Eutrophication decrease compositional dissimilarity in freshwater plankton communities

Human activities, such as land use change and eutrophication, threaten freshwater biodiversity and ecosystem function. In this study, we examined both the alpha- and 0-diversity of plankton communities, that is, bacteria/prokaryotic algae, eukaryotic algae, and zooplankton/metazoans, using both classical microscopy and high-throughput sequencing methods across 40 lakes of the Yangtze River Basin. The spatial variations in plankton communities were explained by environmental variables such as trophic status index (TSI) and environmental heterogeneity according to nonmetric multidimensional scaling analyses, mantel tests, and structural equation model. Our results showed that the compositional dissimilarities of bacteria, cyanobacteria, eukaryotic algae, and metazoans all decreased with the increasing TSI values, and were significantly positively related to environmental dissimilarity. Both the species richness and compositional dissimilarity of zooplankton had positive effects on zooplankton/phytoplankton biomass ratio. Zooplankton diversity was not directly affected by TSI and environmental dissimilarity; however, it was indirectly affected by the biotic interactions with cyanobacteria or eukaryotic algae.
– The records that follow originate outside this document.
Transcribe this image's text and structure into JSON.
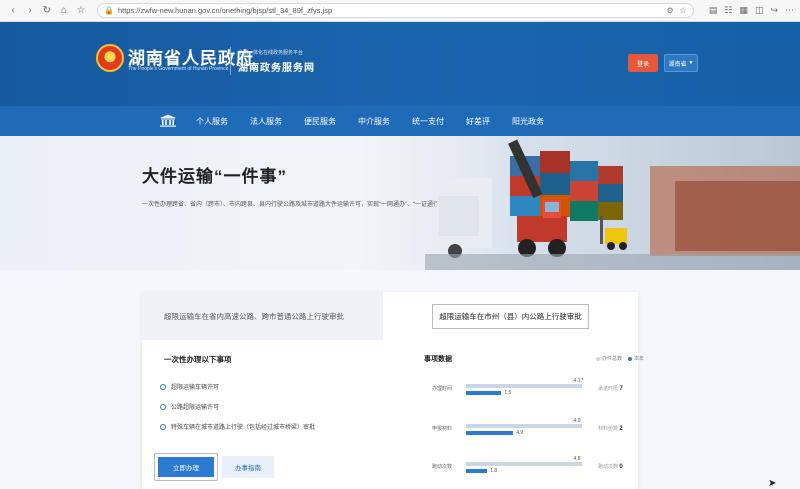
{
  "browser": {
    "url": "https://zwfw-new.hunan.gov.cn/onething/bjsp/stl_34_89f_zfys.jsp"
  },
  "header": {
    "site_title": "湖南省人民政府",
    "site_subtitle": "The People's Government of Hunan Province",
    "portal_small": "全国一体化在线政务服务平台",
    "portal_name": "湖南政务服务网",
    "login_label": "登录",
    "station_label": "湖南省"
  },
  "nav": {
    "items": [
      "个人服务",
      "法人服务",
      "便民服务",
      "中介服务",
      "统一支付",
      "好差评",
      "阳光政务"
    ]
  },
  "banner": {
    "title": "大件运输“一件事”",
    "description": "一次性办理跨省、省内（跨市）、市内跨县、县内行驶公路及城市道路大件运输许可，实现“一网通办”、“一证通行”。"
  },
  "tabs": {
    "left_label": "超限运输车在省内高速公路、跨市普通公路上行驶审批",
    "active_label": "超限运输车在市州（县）内公路上行驶审批"
  },
  "left_panel": {
    "heading": "一次性办理以下事项",
    "items": [
      "超限运输车辆许可",
      "公路超限运输许可",
      "特殊车辆在城市道路上行驶（包括经过城市桥梁）审批"
    ],
    "apply_label": "立即办理",
    "guide_label": "办事指南"
  },
  "right_panel": {
    "heading": "事项数据",
    "legend": [
      {
        "label": "办件总数",
        "color": "#c9d6e6"
      },
      {
        "label": "本年",
        "color": "#2a7bd1"
      }
    ],
    "bars": [
      {
        "label": "办理时间",
        "total_label": "4.17",
        "total_frac": 0.98,
        "year_label": "1.5",
        "year_frac": 0.3,
        "side_text": "承诺时限",
        "side_value": "7"
      },
      {
        "label": "申报材料",
        "total_label": "4.9",
        "total_frac": 0.98,
        "year_label": "4.9",
        "year_frac": 0.4,
        "side_text": "材料份数",
        "side_value": "2"
      },
      {
        "label": "跑动次数",
        "total_label": "4.8",
        "total_frac": 0.98,
        "year_label": "1.8",
        "year_frac": 0.18,
        "side_text": "跑动次数",
        "side_value": "0"
      }
    ]
  }
}
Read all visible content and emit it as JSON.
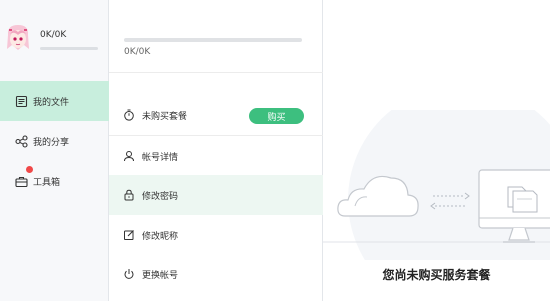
{
  "user": {
    "quota": "0K/0K"
  },
  "nav": [
    {
      "label": "我的文件",
      "icon": "file-icon",
      "active": true
    },
    {
      "label": "我的分享",
      "icon": "share-icon",
      "active": false
    },
    {
      "label": "工具箱",
      "icon": "toolbox-icon",
      "active": false,
      "notification": true
    }
  ],
  "storage": {
    "quota_text": "0K/0K",
    "used_fraction": 0
  },
  "menu": {
    "package": {
      "label": "未购买套餐",
      "icon": "stopwatch-icon",
      "button": "购买"
    },
    "items": [
      {
        "label": "帐号详情",
        "icon": "user-icon"
      },
      {
        "label": "修改密码",
        "icon": "lock-icon",
        "active": true
      },
      {
        "label": "修改昵称",
        "icon": "edit-icon"
      },
      {
        "label": "更换帐号",
        "icon": "power-icon"
      }
    ]
  },
  "empty_state": {
    "message": "您尚未购买服务套餐"
  },
  "colors": {
    "accent": "#3dbf7f",
    "active_nav_bg": "#c8eedd",
    "active_menu_bg": "#edf7f2",
    "notification": "#f04848"
  }
}
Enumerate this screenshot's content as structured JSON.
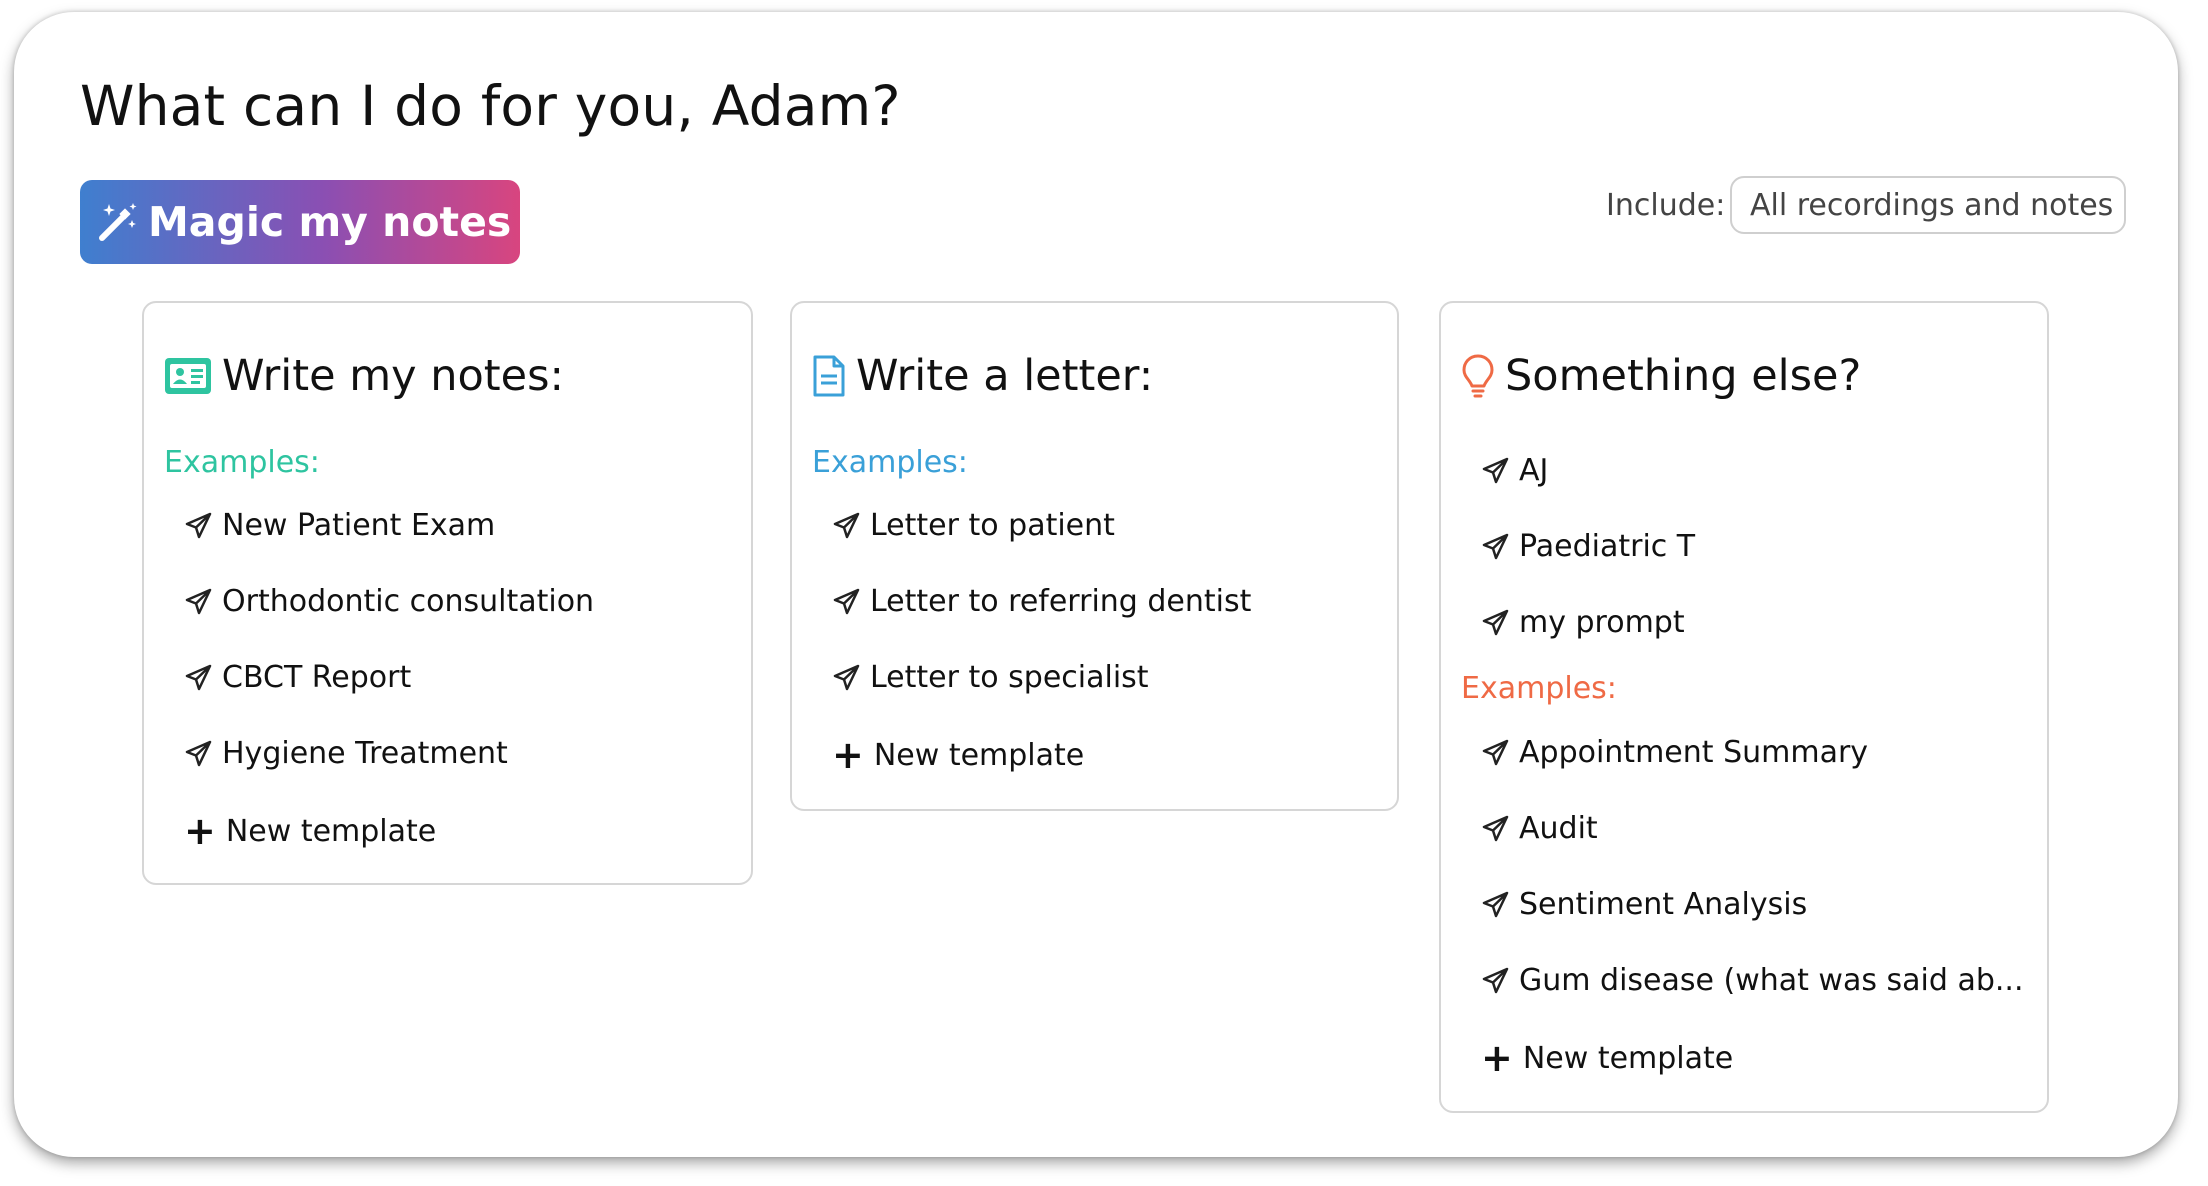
{
  "header": {
    "greeting": "What can I do for you, Adam?"
  },
  "magic_button": {
    "label": "Magic my notes",
    "icon": "magic-wand-icon"
  },
  "include": {
    "label": "Include:",
    "selected": "All recordings and notes"
  },
  "colors": {
    "notes_examples": "#2ec4a0",
    "letter_examples": "#3aa0d8",
    "else_examples": "#ef6a45"
  },
  "cards": {
    "notes": {
      "title": "Write my notes:",
      "icon": "id-card-icon",
      "examples_label": "Examples:",
      "items": [
        "New Patient Exam",
        "Orthodontic consultation",
        "CBCT Report",
        "Hygiene Treatment"
      ],
      "new_template": "New template"
    },
    "letter": {
      "title": "Write a letter:",
      "icon": "document-icon",
      "examples_label": "Examples:",
      "items": [
        "Letter to patient",
        "Letter to referring dentist",
        "Letter to specialist"
      ],
      "new_template": "New template"
    },
    "else": {
      "title": "Something else?",
      "icon": "lightbulb-icon",
      "custom_items": [
        "AJ",
        "Paediatric T",
        "my prompt"
      ],
      "examples_label": "Examples:",
      "items": [
        "Appointment Summary",
        "Audit",
        "Sentiment Analysis",
        "Gum disease (what was said ab..."
      ],
      "new_template": "New template"
    }
  }
}
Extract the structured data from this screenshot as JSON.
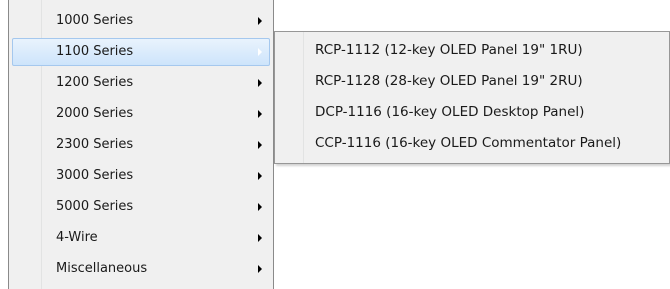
{
  "menu": {
    "items": [
      {
        "label": "1000 Series",
        "has_submenu": true,
        "active": false
      },
      {
        "label": "1100 Series",
        "has_submenu": true,
        "active": true
      },
      {
        "label": "1200 Series",
        "has_submenu": true,
        "active": false
      },
      {
        "label": "2000 Series",
        "has_submenu": true,
        "active": false
      },
      {
        "label": "2300 Series",
        "has_submenu": true,
        "active": false
      },
      {
        "label": "3000 Series",
        "has_submenu": true,
        "active": false
      },
      {
        "label": "5000 Series",
        "has_submenu": true,
        "active": false
      },
      {
        "label": "4-Wire",
        "has_submenu": true,
        "active": false
      },
      {
        "label": "Miscellaneous",
        "has_submenu": true,
        "active": false
      }
    ]
  },
  "submenu": {
    "items": [
      {
        "label": "RCP-1112 (12-key OLED Panel 19\" 1RU)"
      },
      {
        "label": "RCP-1128 (28-key OLED Panel 19\" 2RU)"
      },
      {
        "label": "DCP-1116 (16-key OLED Desktop Panel)"
      },
      {
        "label": "CCP-1116 (16-key OLED Commentator Panel)"
      }
    ]
  },
  "colors": {
    "menu_bg": "#f0f0f0",
    "highlight_border": "#a5c8ee",
    "highlight_fill": "#cde4fb",
    "text": "#1a1a1a"
  },
  "icons": {
    "submenu_arrow": "chevron-right-icon"
  }
}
In addition, there were significant positive relationships between bacteria/cyanobacteria and eukaryotic algae dissimilarities. Our results indicated that increased trophic status and decreased environmental dissimilarity as consequences of eutrophication may weaken the trophic cascading effects of planktonic food chain via reducing the top-down effects of zooplankton on phytoplankton.

Automated summary

Human activities threaten freshwater biodiversity and ecosystem function. This study examined the spatial variations in plankton communities in 40 lakes of the Yangtze River Basin and found that these variations were influenced by factors such as trophic status and environmental heterogeneity. The results suggest that eutrophication, leading to increased trophic status and decreased environmental dissimilarity, may weaken the trophic cascading effects in planktonic food chains.